Reliance Industries (RIL), India’s largest private company by revenues, is planning to go green by supporting startups, both nationally and internationally, who have figured out waste management.
The company plans on collaborating with startups and develop a jointly owned intellectual property.

We are looking to fund and are scouting around for all the technology available for waste segregation, recycling, and waste-to-energy. We are thinking about the bets we should be making in this regard, said Vipul Shah, COO, petrochemicals at RIL (Reliance Industries Limited), as reported by Mint.

The Mukesh Ambani-owned company is keen to give back to the environment as there is a lot of environmental damage, particularly to the oceans, caused by the sheer volume of plastic waste.

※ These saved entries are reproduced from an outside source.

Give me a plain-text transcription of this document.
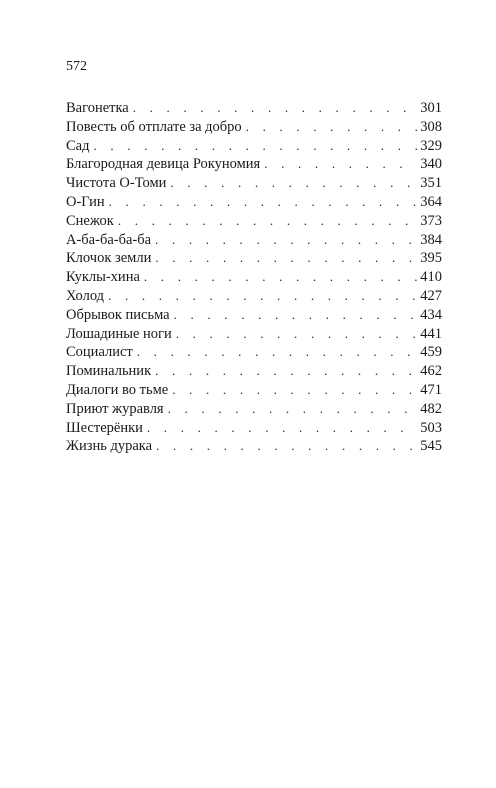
572
Вагонетка . . .	301
Повесть об отплате за добро . . .	308
Сад . . .	329
Благородная девица Рокуномия . . .	340
Чистота О-Томи . . .	351
О-Гин . . .	364
Снежок . . .	373
А-ба-ба-ба-ба . . .	384
Клочок земли . . .	395
Куклы-хина . . .	410
Холод . . .	427
Обрывок письма . . .	434
Лошадиные ноги . . .	441
Социалист . . .	459
Поминальник . . .	462
Диалоги во тьме . . .	471
Приют журавля . . .	482
Шестерёнки . . .	503
Жизнь дурака . . .	545
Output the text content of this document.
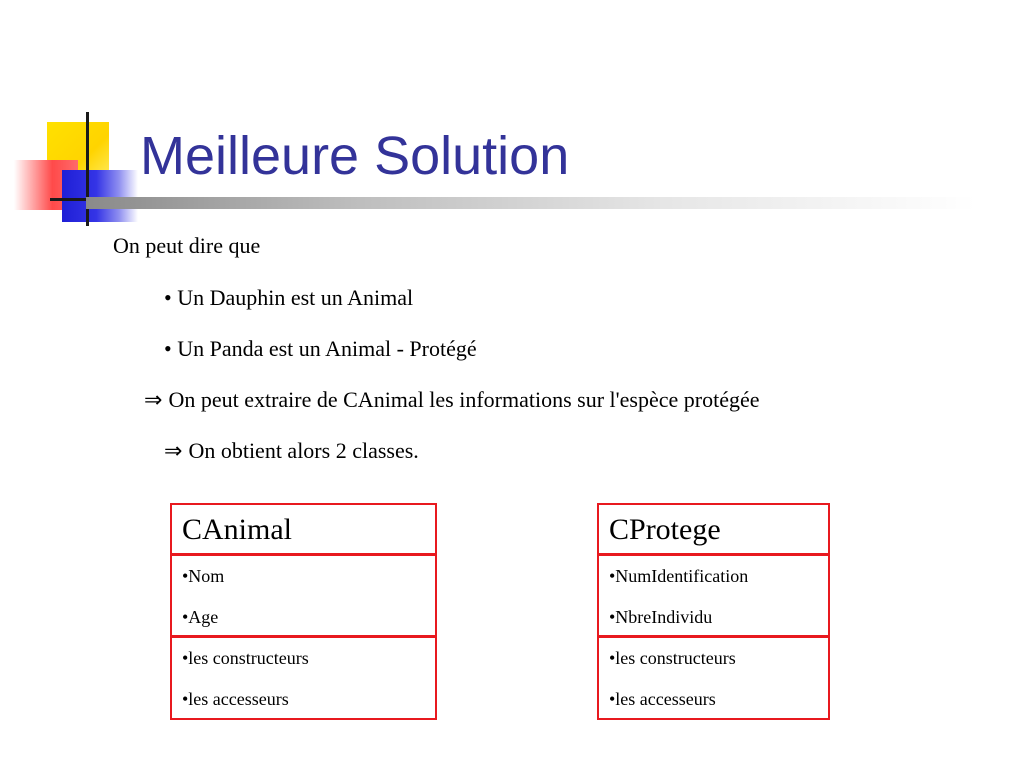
Meilleure Solution
On peut dire que
• Un Dauphin est un Animal
• Un Panda est un Animal - Protégé
⇒ On peut extraire de CAnimal les informations sur l'espèce protégée
⇒ On obtient alors 2 classes.
CAnimal
•Nom
•Age
•les constructeurs
•les accesseurs
CProtege
•NumIdentification
•NbreIndividu
•les constructeurs
•les accesseurs
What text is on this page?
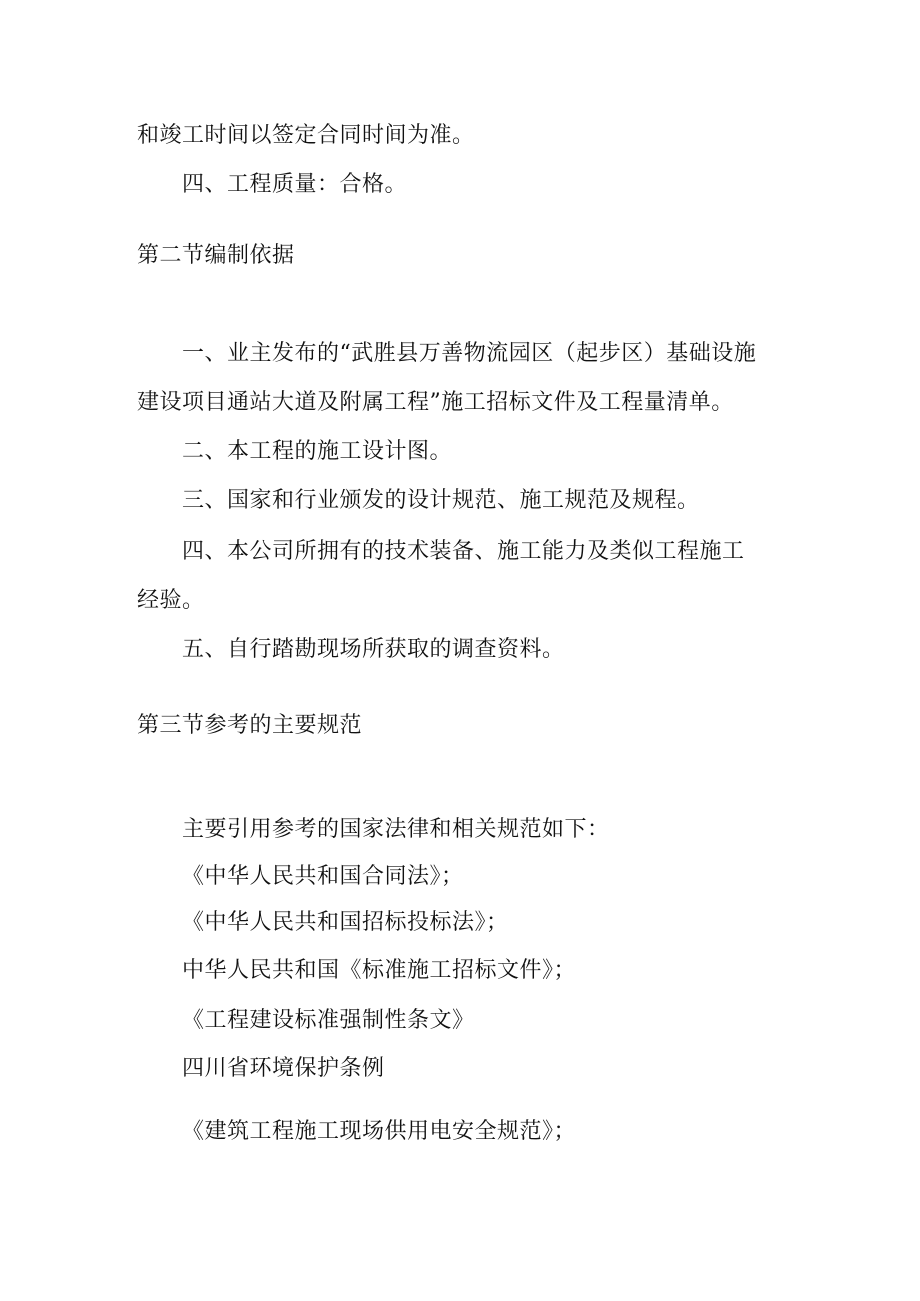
和竣工时间以签定合同时间为准。
四、工程质量：合格。
第二节编制依据
一、业主发布的“武胜县万善物流园区（起步区）基础设施
建设项目通站大道及附属工程”施工招标文件及工程量清单。
二、本工程的施工设计图。
三、国家和行业颁发的设计规范、施工规范及规程。
四、本公司所拥有的技术装备、施工能力及类似工程施工
经验。
五、自行踏勘现场所获取的调查资料。
第三节参考的主要规范
主要引用参考的国家法律和相关规范如下：
《中华人民共和国合同法》；
《中华人民共和国招标投标法》；
中华人民共和国《标准施工招标文件》；
《工程建设标准强制性条文》
四川省环境保护条例
《建筑工程施工现场供用电安全规范》；
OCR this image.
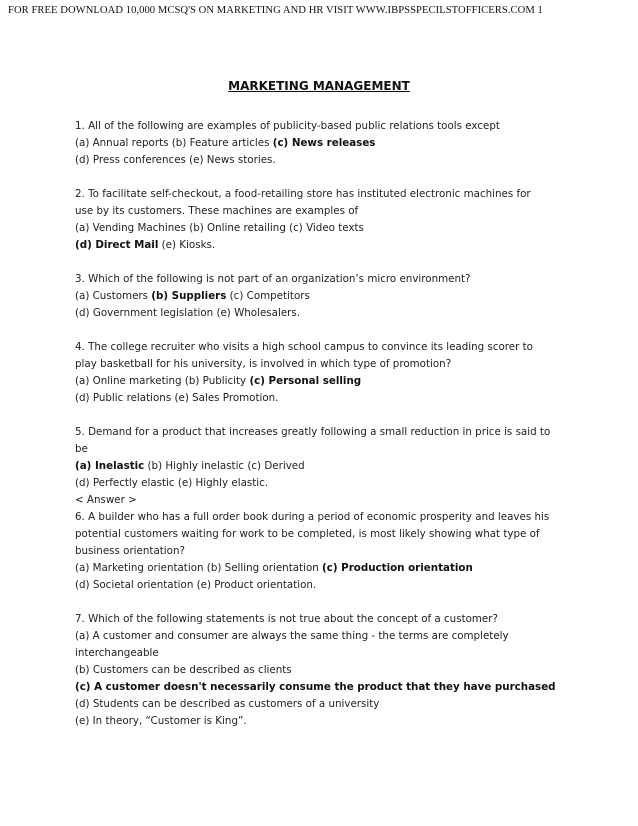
FOR FREE DOWNLOAD 10,000 MCSQ'S ON MARKETING AND HR VISIT WWW.IBPSSPECILSTOFFICERS.COM 1
MARKETING MANAGEMENT
1. All of the following are examples of publicity-based public relations tools except
(a) Annual reports (b) Feature articles (c) News releases
(d) Press conferences (e) News stories.
2. To facilitate self-checkout, a food-retailing store has instituted electronic machines for
use by its customers. These machines are examples of
(a) Vending Machines (b) Online retailing (c) Video texts
(d) Direct Mail (e) Kiosks.
3. Which of the following is not part of an organization’s micro environment?
(a) Customers (b) Suppliers (c) Competitors
(d) Government legislation (e) Wholesalers.
4. The college recruiter who visits a high school campus to convince its leading scorer to
play basketball for his university, is involved in which type of promotion?
(a) Online marketing (b) Publicity (c) Personal selling
(d) Public relations (e) Sales Promotion.
5. Demand for a product that increases greatly following a small reduction in price is said to
be
(a) Inelastic (b) Highly inelastic (c) Derived
(d) Perfectly elastic (e) Highly elastic.
< Answer >
6. A builder who has a full order book during a period of economic prosperity and leaves his
potential customers waiting for work to be completed, is most likely showing what type of
business orientation?
(a) Marketing orientation (b) Selling orientation (c) Production orientation
(d) Societal orientation (e) Product orientation.
7. Which of the following statements is not true about the concept of a customer?
(a) A customer and consumer are always the same thing - the terms are completely
interchangeable
(b) Customers can be described as clients
(c) A customer doesn't necessarily consume the product that they have purchased
(d) Students can be described as customers of a university
(e) In theory, “Customer is King”.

One of the largest recyclers of PET (Post-consumer) waste in India, Reliance Industries claims that they recycled about 2.2 Bn waste PET bottles into fabric in 2018.

And now, it plans to double the current capacity of PET bottle recycling to five million bottles in the next few years. For this the company has installed at least 150 collection centres across the country to collect these waste bottles for recycling.

RIL’s PET bottle collection initiative directly and indirectly provides employment to around 3 lakh economically weak people that includes a majority of rag pickers.

The company also encourages consumers to deposit empty PET bottles in a reverse-vending machine installed in Reliance SMART Stores, railway stations and various other locations.

To create value from waste, the company has three plastic-to-roads projects underway on a pilot basis. These initiatives have helped to create a solution for the disposal of non-recyclable plastic waste. As a pilot project, 1.2 tonnes of plastic waste has already been used for the construction of 2,600 sq.m of road in Reliance Corporate Park, Navi Mumbai. Further, about 50 tonnes of plastic waste will be used at Nagothane manufacturing division for construction of 40km of road.

Earlier this year, Raymond Group joined hands with Reliance Industries to unveil an eco-friendly range of fabrics.